当期の損益及び公募及び第三者割当による新株発行の結果を受け、純資産につきましては、17,650百万円となり、前連結会計年度末から5,505百万円増加しております。
③ キャッシュ・フローの分析
キャッシュ・フローの分析に関しては、第2[事業の状況]4.経営者による財政状態、経営成績及びキャッシュ・フローの状況の分析(1)[経営成績等の状況の概要]の②を参照ください。
指標
| 2022年3月期 | 2023年3月期 | 2024年3月期 | |
| 自己資本比率(%) | 29.3 | 29.6 | 35.0 |
| 時価ベースの自己資本比率(%) | 31.2 | 34.2 | 40.5 |
| インタレスト・カバレッジ・レシオ(倍) | 19.0 | 18.6 | 28.2 |
※時価ベースの自己資本比率:株式時価総額/総資産
株式時価総額は、期末株価終値×期末発行済株式数により算出
※インタレスト・カバレッジ・レシオ:営業キャッシュ・フロー/利払い
④ 資本の財源及び資金の流動性の分析
当社グループの資金需要のうち主なものは、製品製造のための費用や商品仕入代金等の運転資金、中長期的に安定した成長を遂げるためのコンタクトレンズ事業における製造設備投資及び研究開発への継続的な投資であります。設備投資につきましては、「第3 設備の状況」、研究開発投資につきましては、「6 研究開発活動」に記載のとおりであります。

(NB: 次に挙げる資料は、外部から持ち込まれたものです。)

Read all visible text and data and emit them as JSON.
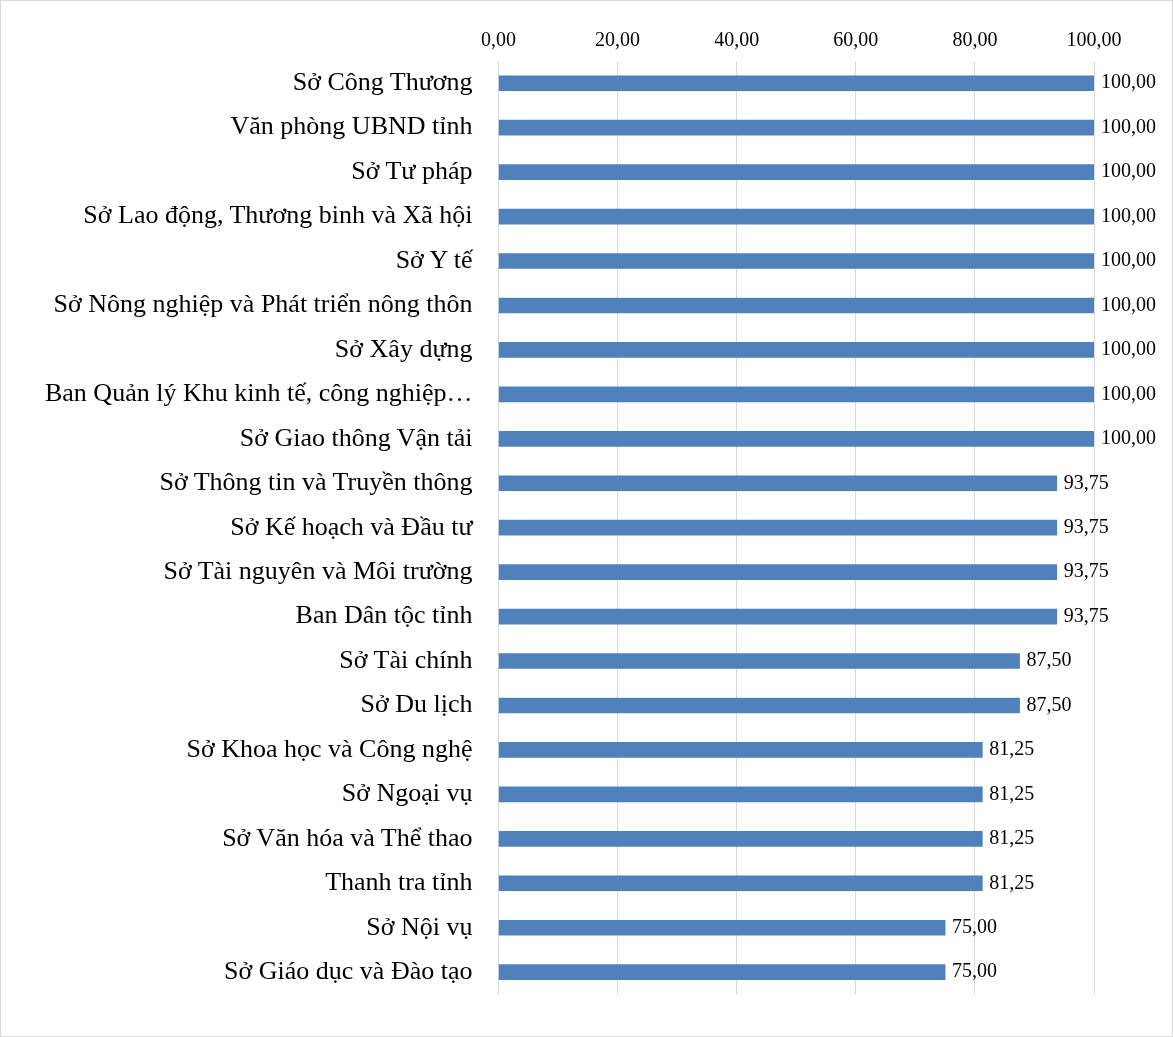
{
  "chart_data": {
    "type": "bar",
    "orientation": "horizontal",
    "categories": [
      "Sở Công Thương",
      "Văn phòng UBND tỉnh",
      "Sở Tư pháp",
      "Sở Lao động, Thương binh và Xã hội",
      "Sở Y tế",
      "Sở Nông nghiệp và Phát triển nông thôn",
      "Sở Xây dựng",
      "Ban Quản lý Khu kinh tế, công nghiệp…",
      "Sở Giao thông Vận tải",
      "Sở Thông tin và Truyền thông",
      "Sở Kế hoạch và Đầu tư",
      "Sở Tài nguyên và Môi trường",
      "Ban Dân tộc tỉnh",
      "Sở Tài chính",
      "Sở Du lịch",
      "Sở Khoa học và Công nghệ",
      "Sở Ngoại vụ",
      "Sở Văn hóa và Thể thao",
      "Thanh tra tỉnh",
      "Sở Nội vụ",
      "Sở Giáo dục và Đào tạo"
    ],
    "values": [
      100,
      100,
      100,
      100,
      100,
      100,
      100,
      100,
      100,
      93.75,
      93.75,
      93.75,
      93.75,
      87.5,
      87.5,
      81.25,
      81.25,
      81.25,
      81.25,
      75,
      75
    ],
    "value_labels": [
      "100,00",
      "100,00",
      "100,00",
      "100,00",
      "100,00",
      "100,00",
      "100,00",
      "100,00",
      "100,00",
      "93,75",
      "93,75",
      "93,75",
      "93,75",
      "87,50",
      "87,50",
      "81,25",
      "81,25",
      "81,25",
      "81,25",
      "75,00",
      "75,00"
    ],
    "color": "#4f81bd",
    "xlim": [
      0,
      100
    ],
    "xticks": [
      {
        "value": 0,
        "label": "0,00"
      },
      {
        "value": 20,
        "label": "20,00"
      },
      {
        "value": 40,
        "label": "40,00"
      },
      {
        "value": 60,
        "label": "60,00"
      },
      {
        "value": 80,
        "label": "80,00"
      },
      {
        "value": 100,
        "label": "100,00"
      }
    ],
    "grid": "x",
    "legend": false
  }
}
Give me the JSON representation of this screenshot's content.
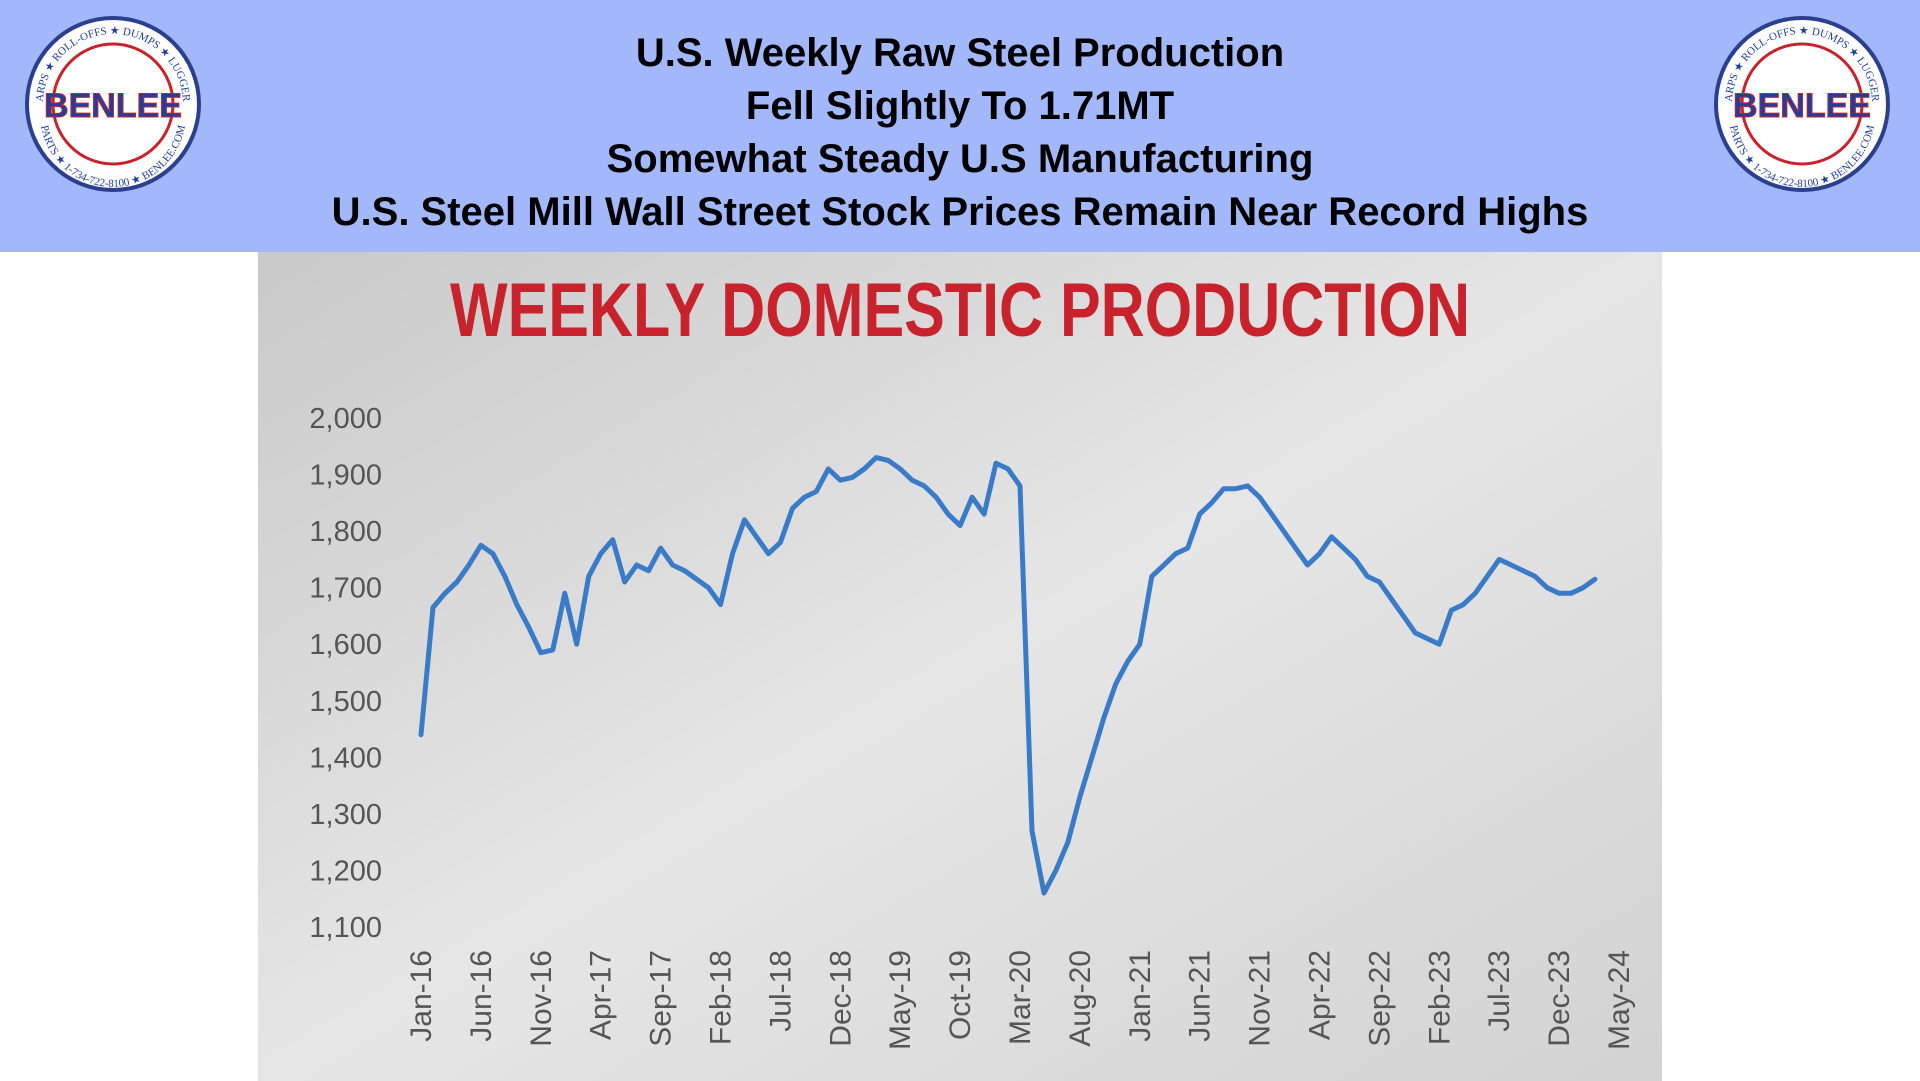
{
  "header": {
    "lines": [
      "U.S. Weekly Raw Steel Production",
      "Fell Slightly To 1.71MT",
      "Somewhat Steady U.S Manufacturing",
      "U.S. Steel Mill Wall Street Stock Prices Remain Near Record Highs"
    ]
  },
  "logo": {
    "name": "BENLEE",
    "ring_top": "TARPS ★ ROLL-OFFS ★ DUMPS ★ LUGGERS",
    "ring_bottom": "PARTS ★ 1-734-722-8100 ★ BENLEE.COM"
  },
  "chart_data": {
    "type": "line",
    "title": "WEEKLY DOMESTIC PRODUCTION",
    "categories": [
      "Jan-16",
      null,
      null,
      null,
      null,
      "Jun-16",
      null,
      null,
      null,
      null,
      "Nov-16",
      null,
      null,
      null,
      null,
      "Apr-17",
      null,
      null,
      null,
      null,
      "Sep-17",
      null,
      null,
      null,
      null,
      "Feb-18",
      null,
      null,
      null,
      null,
      "Jul-18",
      null,
      null,
      null,
      null,
      "Dec-18",
      null,
      null,
      null,
      null,
      "May-19",
      null,
      null,
      null,
      null,
      "Oct-19",
      null,
      null,
      null,
      null,
      "Mar-20",
      null,
      null,
      null,
      null,
      "Aug-20",
      null,
      null,
      null,
      null,
      "Jan-21",
      null,
      null,
      null,
      null,
      "Jun-21",
      null,
      null,
      null,
      null,
      "Nov-21",
      null,
      null,
      null,
      null,
      "Apr-22",
      null,
      null,
      null,
      null,
      "Sep-22",
      null,
      null,
      null,
      null,
      "Feb-23",
      null,
      null,
      null,
      null,
      "Jul-23",
      null,
      null,
      null,
      null,
      "Dec-23",
      null,
      null,
      null,
      null,
      "May-24"
    ],
    "series": [
      {
        "color": "#3a7bc8",
        "values": [
          1440,
          1665,
          1690,
          1710,
          1740,
          1775,
          1760,
          1720,
          1670,
          1630,
          1585,
          1590,
          1690,
          1600,
          1720,
          1760,
          1785,
          1710,
          1740,
          1730,
          1770,
          1740,
          1730,
          1715,
          1700,
          1670,
          1760,
          1820,
          1790,
          1760,
          1780,
          1840,
          1860,
          1870,
          1910,
          1890,
          1895,
          1910,
          1930,
          1925,
          1910,
          1890,
          1880,
          1860,
          1830,
          1810,
          1860,
          1830,
          1920,
          1910,
          1880,
          1270,
          1160,
          1200,
          1250,
          1330,
          1400,
          1470,
          1530,
          1570,
          1600,
          1720,
          1740,
          1760,
          1770,
          1830,
          1850,
          1875,
          1875,
          1880,
          1860,
          1830,
          1800,
          1770,
          1740,
          1760,
          1790,
          1770,
          1750,
          1720,
          1710,
          1680,
          1650,
          1620,
          1610,
          1600,
          1660,
          1670,
          1690,
          1720,
          1750,
          1740,
          1730,
          1720,
          1700,
          1690,
          1690,
          1700,
          1715,
          null,
          null
        ]
      }
    ],
    "ylim": [
      1100,
      2000
    ],
    "yticks": [
      {
        "value": 1100,
        "label": "1,100"
      },
      {
        "value": 1200,
        "label": "1,200"
      },
      {
        "value": 1300,
        "label": "1,300"
      },
      {
        "value": 1400,
        "label": "1,400"
      },
      {
        "value": 1500,
        "label": "1,500"
      },
      {
        "value": 1600,
        "label": "1,600"
      },
      {
        "value": 1700,
        "label": "1,700"
      },
      {
        "value": 1800,
        "label": "1,800"
      },
      {
        "value": 1900,
        "label": "1,900"
      },
      {
        "value": 2000,
        "label": "2,000"
      }
    ],
    "grid": false
  }
}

必要資金につきましては、主に手元資金及び金融機関からの借入金にて賄っており、当連結会計年度末の当社グループの短期及び長期借入金の残高は18,392百万円であります。当社グループは、営業活動によるキャッシュ・フローを中心に財務の健全性に取り組みながら、外部からの借入金も活用し資金需要を賄ってまいります。
⑤ 経営成績の分析
売上高・売上総利益
当連結会計年度における売上高は32,396百万円となり、前連結会計年度に比べ1,802百万円増加いたしました。これは、国産の「ワンデーピュアシリーズ」を中心とし、特に市場の伸長が最も見込まれる遠近両用コンタクトレンズ及びオルソケラトロジーレンズ等の高付加価値商品の拡販に注力した結果、主に国内のコンタクトレンズ販売が前年対比で回復したためであります。
売上総利益は14,183百万円(売上総利益率43.8%)となり、前連結会計年度に比べ2,560百万円増加(売上総
利益率5.8ポイントアップ)いたしました。主に売上高増加及び生産数量の増加に伴う量産効果による原価率低
減が実現されました。また、2023年3月期第2四半期以降からの価格改定により、売上総利益が増加したことも
背景としております。
販売費及び一般管理費
当連結会計年度における販売費及び一般管理費は12,133百万円となり、前連結会計年度に比べ1,139百万円増加いたしました。これは、人件費(前期対比439百万円増)や研究開発費(前期対比141百万円増)が増加したためであります。